South Carolina legislators will either be heading to court or overriding an anticipated veto to force Gov. Mark Sanford to request $350 million in federal stimulus cash.
During the next couple of weeks, the House and Senate will develop a compromise version of the budget and send it to Sanford, who has a record of issuing hundreds of vetoes and of vetoing the entire budget.
South Carolina agencies and programs stand to see $2.8 billion during the next two years from the $787 billion federal stimulus law. Sanford controls about $700 million of that, or $350 million yearly. But Sanford, who has spent months railing against the stimulus law, has spent weeks on TV and writing to newspaper opinion pages explaining his view that money should be used to reduce state debt. It’s an idea the White House has twice rejected.
But the budget the Senate sent to the House on Thursday forces the issue. It requires Sanford to “take all action necessary and required by” the stimulus law to secure funds legislators included in their spending plan.
Sanford supporters howled. If that stands, “we could go around the governor on just about anything,” said Sen. Greg Ryberg, R-Aiken. The move raised questions about too much power being concentrated in the Legislature’s hands and creating tyranny, said Sen. Tom Davis, R-Beaufort and a former Sanford chief of staff.
Issues about spending the cash — turned away by the state Supreme Court last week as premature — now are likely to be back before a court. That could come from the same Chapin High School student whose lawsuit was denied. It could also go to court if Sanford doesn’t follow a budget law requiring him to seek and spend the money. And Sanford supporters also could challenge constitutional issues in federal court.
Legislators are willing to risk lawsuits, saying they’re confronted with Sanford’s unyielding position on using stimulus cash for debt and the need to blunt $1 billion in budget cuts that have torn through budgets for public schools, colleges, law enforcement and health care during the past year. Without the money, more teachers would lose jobs, colleges would raise tuition and police agencies would face more severe reductions, they say.
“We’re not even back where were a year ago,” Senate President Pro Tem Glenn McConnell, R-Charleston, said Thursday.
And Sen. Larry Martin, R-Pickens, is waiting for a response from the White House that clarifies how the Legislature can access the cash.
On April 3, Sanford sent a letter certifying the state would request stimulus funds. Martin and McConnell see that clearing the way for the Legislature to use the money.
“We’re just trying to clear up any confusion that might exist about the certification of the money,” Martin said. “The underlying question is whether or not a certification has been made. ... And I think it has. And it frees us up to do what we did in the budget.”
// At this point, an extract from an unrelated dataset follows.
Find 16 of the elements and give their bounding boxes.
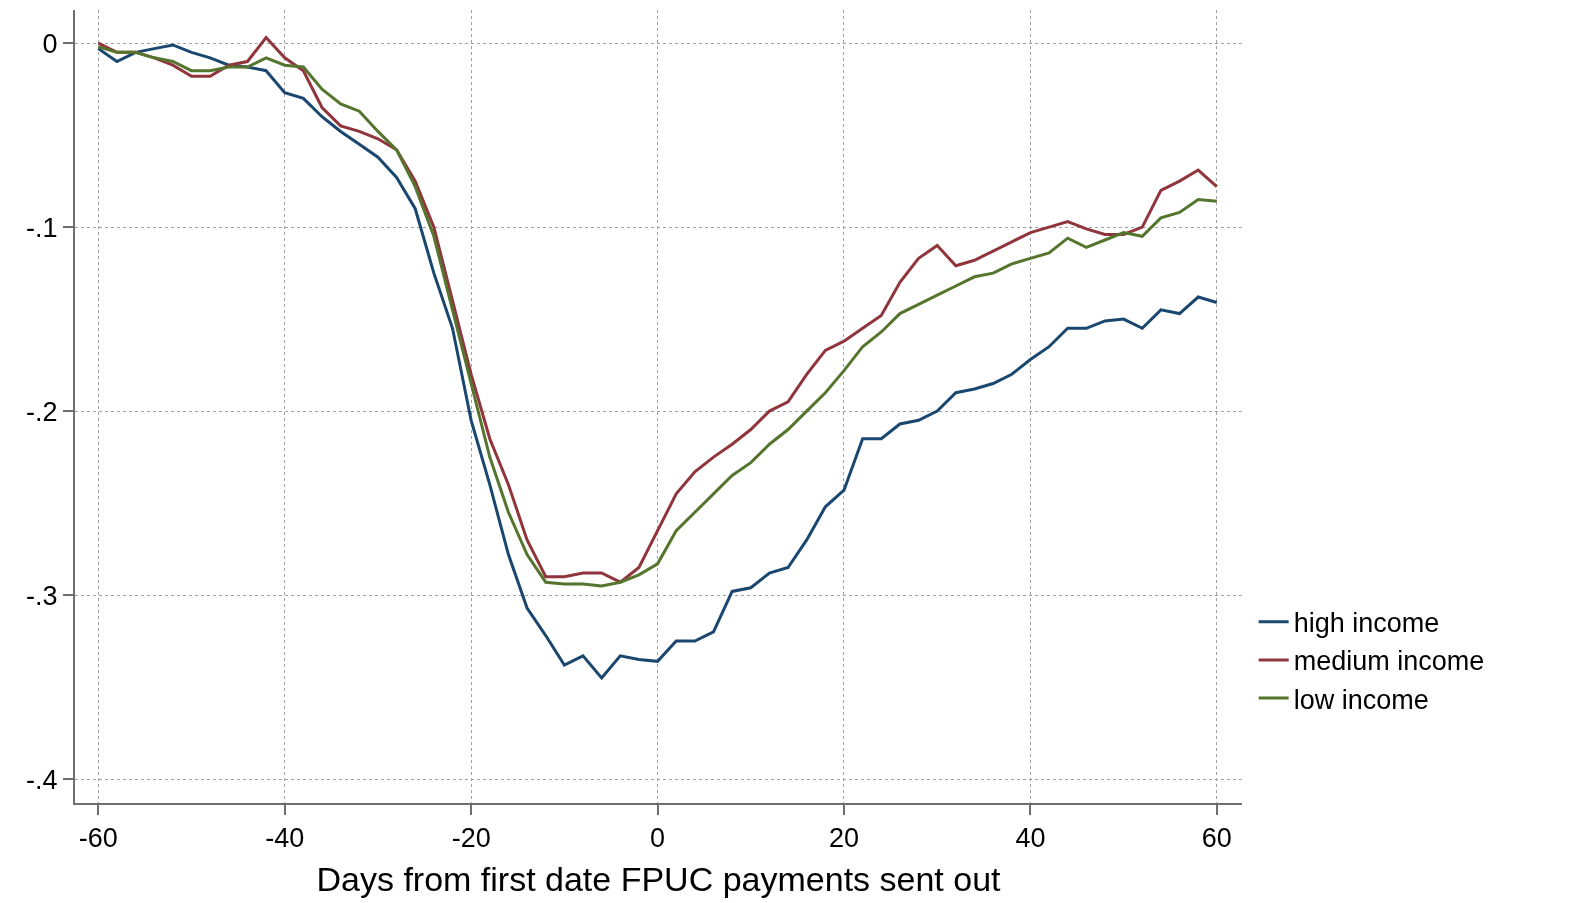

McConnell said the response also may decrease the chances of a court fight. And “it may facilitate a quick transfer of this money.”
And none of this is necessary, McConnell said. “The governor can end all of this. All he’s got to do is agree to take the money.”
But Sanford isn’t budging.
“We believe we have the authority to request the money and will do so if the General Assembly agrees to pay down debt,” said Sanford spokesman Joel Sawyer. And the White House and the state attorney general already have made it clear that only the governor can request the money, he said.
McConnell says that issue changed the minute Sanford reserved the money for the state in the April 3 letter.
“He’s trying to appear to be against the stimulus money coming while trying to play politics against the Legislature,” McConnell said. “When he went and reserved that money and reached out for it and said that he would take it, he made it subject to an appropriation.”